Lecture numérique - Usages - kickstarter - crowdfunding - Maurice Sendak


L'hommage n'aura pas été du goût de tous. Sur la page du projet d'une genèse au grand classique de Maurice Sendak, le courrier est on ne peut plus clair avec l'estampille DMCA, loi de protection de la propriété. « Le contenu illicte est une proposition de créer une suite à Max et les Maximonstres, intitulé "Back to the Wild", utilisant des personnages, des scènes et des éléments sous droit de la production originale. Tout type de "suite" serait clairement en violation du droit à créer des oeuvres dérivés ».

 

 

Adressée par un mail daté du 3 juillet au service de crowdfunding Kickstarter, la demande de l'éditeur de Sendak, HarperCollins a été prise au sérieux.
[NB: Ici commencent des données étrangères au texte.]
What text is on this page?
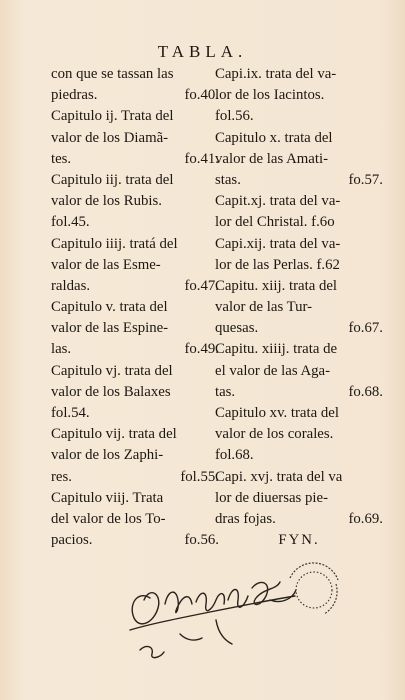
TABLA.
con que se tassan las
piedras.	fo.40.
Capitulo ij. Trata del
valor de los Diamã-
tes.	fo.41.
Capitulo iij. trata del
valor de los Rubis.
fol.45.
Capitulo iiij. tratá del
valor de las Esme-
raldas.	fo.47.
Capitulo v. trata del
valor de las Espine-
las.	fo.49.
Capitulo vj. trata del
valor de los Balaxes
fol.54.
Capitulo vij. trata del
valor de los Zaphi-
res.	fol.55.
Capitulo viij. Trata
del valor de los To-
pacios.	fo.56.
Capi.ix. trata del va-
lor de los Iacintos.
fol.56.
Capitulo x. trata del
valor de las Amati-
stas.	fo.57.
Capit.xj. trata del va-
lor del Christal. f.6o
Capi.xij. trata del va-
lor de las Perlas. f.62
Capitu. xiij. trata del
valor de las Tur-
quesas.	fo.67.
Capitu. xiiij. trata de
el valor de las Aga-
tas.	fo.68.
Capitulo xv. trata del
valor de los corales.
fol.68.
Capi. xvj. trata del va
lor de diuersas pie-
dras fojas.	fo.69.
FYN.
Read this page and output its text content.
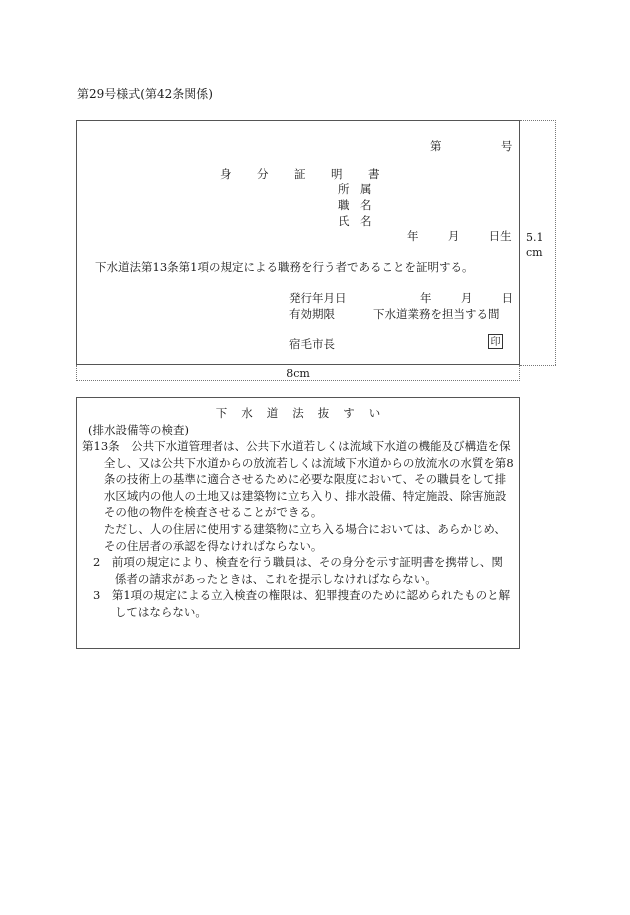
第29号様式(第42条関係)
5.1 cm
第	号
身 分 証 明 書
所 属
職 名
氏 名
年	月	日生
下水道法第13条第1項の規定による職務を行う者であることを証明する。
発行年月日	年	月	日
有効期限	下水道業務を担当する間
宿毛市長	印
8cm
下 水 道 法 抜 す い
(排水設備等の検査)
第13条　公共下水道管理者は、公共下水道若しくは流域下水道の機能及び構造を保全し、又は公共下水道からの放流若しくは流域下水道からの放流水の水質を第8条の技術上の基準に適合させるために必要な限度において、その職員をして排水区域内の他人の土地又は建築物に立ち入り、排水設備、特定施設、除害施設その他の物件を検査させることができる。
ただし、人の住居に使用する建築物に立ち入る場合においては、あらかじめ、その住居者の承認を得なければならない。
2　前項の規定により、検査を行う職員は、その身分を示す証明書を携帯し、関係者の請求があったときは、これを提示しなければならない。
3　第1項の規定による立入検査の権限は、犯罪捜査のために認められたものと解してはならない。
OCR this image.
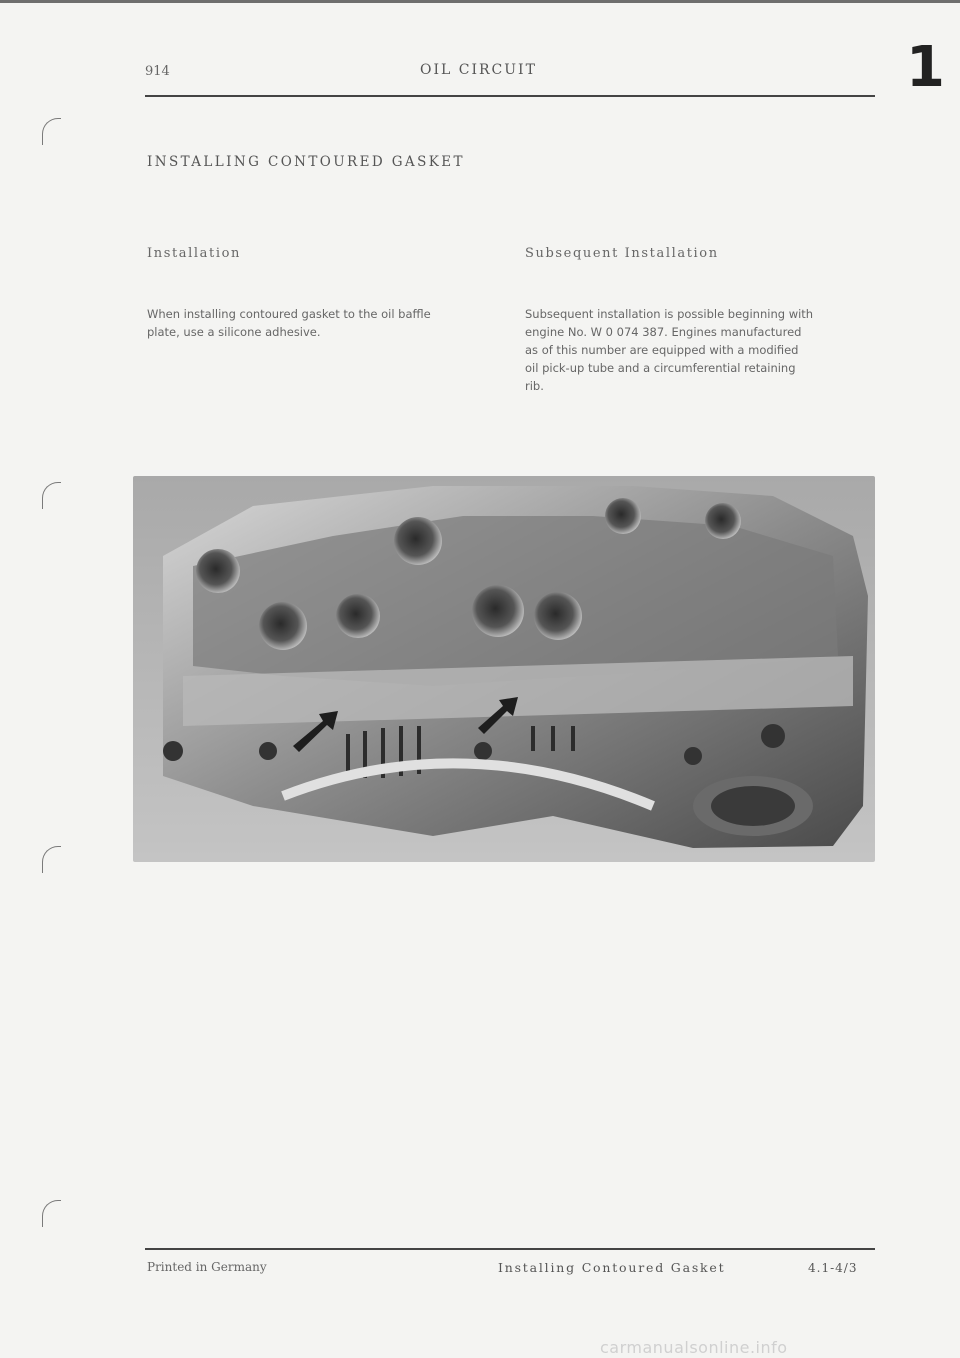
914	OIL CIRCUIT	1
INSTALLING CONTOURED GASKET
Installation	Subsequent Installation
When installing contoured gasket to the oil baffle
plate, use a silicone adhesive.
Subsequent installation is possible beginning with
engine No. W 0 074 387. Engines manufactured
as of this number are equipped with a modified
oil pick-up tube and a circumferential retaining
rib.
Printed in Germany	Installing Contoured Gasket	4.1-4/3
carmanualsonline.info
Le site a reproduit le courrier avec une mention faisant état d'un « litige sur la propriété intellectuelle » et invite à se reconnecter plus tard pour en connaître l'issue.

 

A l'origine, ce projet de retour chez les Maximonstres avait été diffusé avec l'objectif de rassembler 25.000£ pour une impression couleur. Max n'y était pas présent de prime abord, mais remplacé par sa sœur, Sophie, une blondinette, toujours affublée du pyjama en forme de loup. Plutôt respectueux du design de l'auteur défunt, les bêtes de la jungle avaient gagné en monstruosité, à la croisée de Cthulhu et de L'étrange noël de M. Jack.

 

En guise de mise en bouche, les auteurs Geoffrey Todd et Rich Berner avaient diffusé une vidéo de présentation, ainsi que l'intégralité de la narration sous forme de poème. Dans leur argumentaire, les deux artistes avaient confié « avoir été très précautionneux de ne pas empiéter sur les droits de M. Sendak et avoir fait le nécessaire en matière de conseil juridique pour l'ensemble du projet ». Pas suffisamment semble-t-il.